春は花 夏ほととぎす 秋は月 冬雪さえて冷しかりけり
2016年02月14日
曹洞宗の開山様、道元禅師のお歌に
「春は花 夏ほととぎす 秋は月 冬雪さえて冷し(すずし)かりけり」
というお歌がございます。
この歌は、「本来の面目」という題で歌われた歌です。この本来という意味
は、一番元の命の根源をいいます。仏性といいます。命のふるさとでしょう
か。その命のもとの姿と言ったらいいでしょうか。
面目というのは、たとえば面目をほどこしたとか、面目まるつぶれなどと
いいます。
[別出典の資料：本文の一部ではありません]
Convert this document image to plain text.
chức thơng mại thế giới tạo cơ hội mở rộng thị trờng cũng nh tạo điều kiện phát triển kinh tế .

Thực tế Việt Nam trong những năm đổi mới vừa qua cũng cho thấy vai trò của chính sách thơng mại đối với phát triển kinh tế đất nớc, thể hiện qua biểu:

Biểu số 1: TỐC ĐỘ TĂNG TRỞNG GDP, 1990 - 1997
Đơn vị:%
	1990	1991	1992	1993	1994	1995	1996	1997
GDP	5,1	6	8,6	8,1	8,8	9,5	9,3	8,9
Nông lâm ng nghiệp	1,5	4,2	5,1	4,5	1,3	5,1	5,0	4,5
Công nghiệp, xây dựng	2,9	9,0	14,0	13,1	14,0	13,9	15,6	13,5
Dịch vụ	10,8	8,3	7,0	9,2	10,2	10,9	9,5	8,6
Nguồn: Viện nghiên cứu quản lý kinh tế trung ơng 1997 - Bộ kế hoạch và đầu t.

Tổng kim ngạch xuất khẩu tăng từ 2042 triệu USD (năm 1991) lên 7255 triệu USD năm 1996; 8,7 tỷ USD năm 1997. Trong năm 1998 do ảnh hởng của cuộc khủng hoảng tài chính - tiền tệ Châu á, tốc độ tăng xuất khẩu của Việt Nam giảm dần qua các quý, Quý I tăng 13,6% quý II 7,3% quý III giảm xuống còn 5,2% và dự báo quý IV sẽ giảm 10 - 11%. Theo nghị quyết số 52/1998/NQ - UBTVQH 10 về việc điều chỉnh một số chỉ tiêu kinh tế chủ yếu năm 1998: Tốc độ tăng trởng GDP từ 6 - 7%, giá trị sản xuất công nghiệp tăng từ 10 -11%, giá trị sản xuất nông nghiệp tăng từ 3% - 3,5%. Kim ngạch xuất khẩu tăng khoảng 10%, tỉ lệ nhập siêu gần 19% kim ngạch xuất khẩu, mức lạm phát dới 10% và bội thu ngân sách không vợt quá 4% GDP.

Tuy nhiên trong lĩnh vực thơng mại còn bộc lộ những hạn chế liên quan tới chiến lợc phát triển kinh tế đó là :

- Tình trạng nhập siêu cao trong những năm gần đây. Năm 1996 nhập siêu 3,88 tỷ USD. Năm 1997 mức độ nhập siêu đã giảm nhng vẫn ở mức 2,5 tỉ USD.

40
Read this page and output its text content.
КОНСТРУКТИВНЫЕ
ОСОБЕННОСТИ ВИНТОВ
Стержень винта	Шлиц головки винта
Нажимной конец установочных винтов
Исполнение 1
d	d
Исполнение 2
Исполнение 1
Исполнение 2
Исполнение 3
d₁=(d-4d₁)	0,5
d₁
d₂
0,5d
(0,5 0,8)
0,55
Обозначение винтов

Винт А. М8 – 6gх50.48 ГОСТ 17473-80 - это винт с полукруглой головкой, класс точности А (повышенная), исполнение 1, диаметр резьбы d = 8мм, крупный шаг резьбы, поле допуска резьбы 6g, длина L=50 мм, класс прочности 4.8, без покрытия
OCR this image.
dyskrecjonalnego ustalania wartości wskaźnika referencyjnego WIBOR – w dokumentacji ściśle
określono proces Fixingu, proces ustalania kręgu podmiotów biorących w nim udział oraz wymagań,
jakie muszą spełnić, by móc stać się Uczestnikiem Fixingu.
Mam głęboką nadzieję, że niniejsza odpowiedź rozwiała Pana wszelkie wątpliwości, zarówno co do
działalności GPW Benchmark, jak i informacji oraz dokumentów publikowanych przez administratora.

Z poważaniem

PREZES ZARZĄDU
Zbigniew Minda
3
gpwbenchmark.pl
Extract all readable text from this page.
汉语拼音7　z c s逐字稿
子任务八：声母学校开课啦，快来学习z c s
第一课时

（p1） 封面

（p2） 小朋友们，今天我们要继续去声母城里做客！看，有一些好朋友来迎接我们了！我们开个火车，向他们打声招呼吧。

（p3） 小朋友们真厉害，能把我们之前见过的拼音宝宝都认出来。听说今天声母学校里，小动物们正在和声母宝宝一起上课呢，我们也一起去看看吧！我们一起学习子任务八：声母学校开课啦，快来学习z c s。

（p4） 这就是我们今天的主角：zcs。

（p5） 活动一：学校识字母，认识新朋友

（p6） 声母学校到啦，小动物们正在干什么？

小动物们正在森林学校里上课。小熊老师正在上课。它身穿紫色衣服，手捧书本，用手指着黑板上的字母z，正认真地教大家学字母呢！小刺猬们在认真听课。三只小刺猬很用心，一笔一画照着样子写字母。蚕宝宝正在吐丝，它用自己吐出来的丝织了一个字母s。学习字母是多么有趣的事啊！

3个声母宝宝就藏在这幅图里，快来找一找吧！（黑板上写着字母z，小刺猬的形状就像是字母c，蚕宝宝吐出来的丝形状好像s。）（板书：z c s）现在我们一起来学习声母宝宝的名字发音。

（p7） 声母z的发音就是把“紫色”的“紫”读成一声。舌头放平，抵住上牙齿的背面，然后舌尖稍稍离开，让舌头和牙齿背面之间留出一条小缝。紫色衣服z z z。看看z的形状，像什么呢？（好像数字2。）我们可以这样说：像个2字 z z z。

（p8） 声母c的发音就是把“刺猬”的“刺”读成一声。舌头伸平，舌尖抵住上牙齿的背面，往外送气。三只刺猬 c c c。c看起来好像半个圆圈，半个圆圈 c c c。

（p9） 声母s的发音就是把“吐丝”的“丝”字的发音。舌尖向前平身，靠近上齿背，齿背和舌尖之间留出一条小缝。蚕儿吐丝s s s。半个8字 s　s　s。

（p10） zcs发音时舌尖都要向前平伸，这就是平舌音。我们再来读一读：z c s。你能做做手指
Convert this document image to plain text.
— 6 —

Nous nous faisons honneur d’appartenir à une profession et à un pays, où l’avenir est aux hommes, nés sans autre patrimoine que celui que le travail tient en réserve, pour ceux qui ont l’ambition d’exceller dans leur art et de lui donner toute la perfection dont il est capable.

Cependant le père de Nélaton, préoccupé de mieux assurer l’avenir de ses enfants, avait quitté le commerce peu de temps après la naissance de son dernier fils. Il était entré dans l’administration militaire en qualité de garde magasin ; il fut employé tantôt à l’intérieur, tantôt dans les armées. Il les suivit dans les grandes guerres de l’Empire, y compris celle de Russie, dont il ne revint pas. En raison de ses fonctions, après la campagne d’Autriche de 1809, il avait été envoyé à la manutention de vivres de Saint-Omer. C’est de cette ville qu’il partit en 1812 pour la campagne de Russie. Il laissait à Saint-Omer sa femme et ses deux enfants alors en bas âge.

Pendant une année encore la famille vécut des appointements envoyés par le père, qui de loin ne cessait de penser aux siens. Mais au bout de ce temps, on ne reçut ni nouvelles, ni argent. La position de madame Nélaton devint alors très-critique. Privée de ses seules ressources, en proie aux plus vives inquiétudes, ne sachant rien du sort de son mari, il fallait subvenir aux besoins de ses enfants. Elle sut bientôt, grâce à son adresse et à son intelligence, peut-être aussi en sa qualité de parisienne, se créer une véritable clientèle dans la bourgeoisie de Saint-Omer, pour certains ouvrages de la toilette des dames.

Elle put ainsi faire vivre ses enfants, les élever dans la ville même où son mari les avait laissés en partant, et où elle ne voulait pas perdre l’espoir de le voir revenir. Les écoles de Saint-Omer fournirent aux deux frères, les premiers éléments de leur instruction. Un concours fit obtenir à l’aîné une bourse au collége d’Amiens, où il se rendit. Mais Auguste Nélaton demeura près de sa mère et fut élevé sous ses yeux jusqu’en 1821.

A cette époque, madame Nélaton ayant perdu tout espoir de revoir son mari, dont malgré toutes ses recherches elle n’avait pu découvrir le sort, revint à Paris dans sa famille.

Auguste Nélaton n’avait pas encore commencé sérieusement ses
姿、形、中身のことです。
ですから、仏さまの姿、形、中身が「春は花、夏ほととぎす 秋は月 冬雪
さえて冷しかりけり」という姿、それが仏さまであると道元禅師はおっしゃって
おります。仏さまというと、お釈迦様や観音様などの仏像をイメージします。
しかし、そうではなく、気づく気づかないにかかわらず、こうして生かしていた
だいている命の姿、その背景を仏さまと呼ぶということなんです。
私たちが、眠っていても心臓が動いています。呼吸をさせていただいています。
食べたものが何とも思わなくても消化できる。すべての働き、その働きの背景
それ自身を仏さまと呼ぶのです。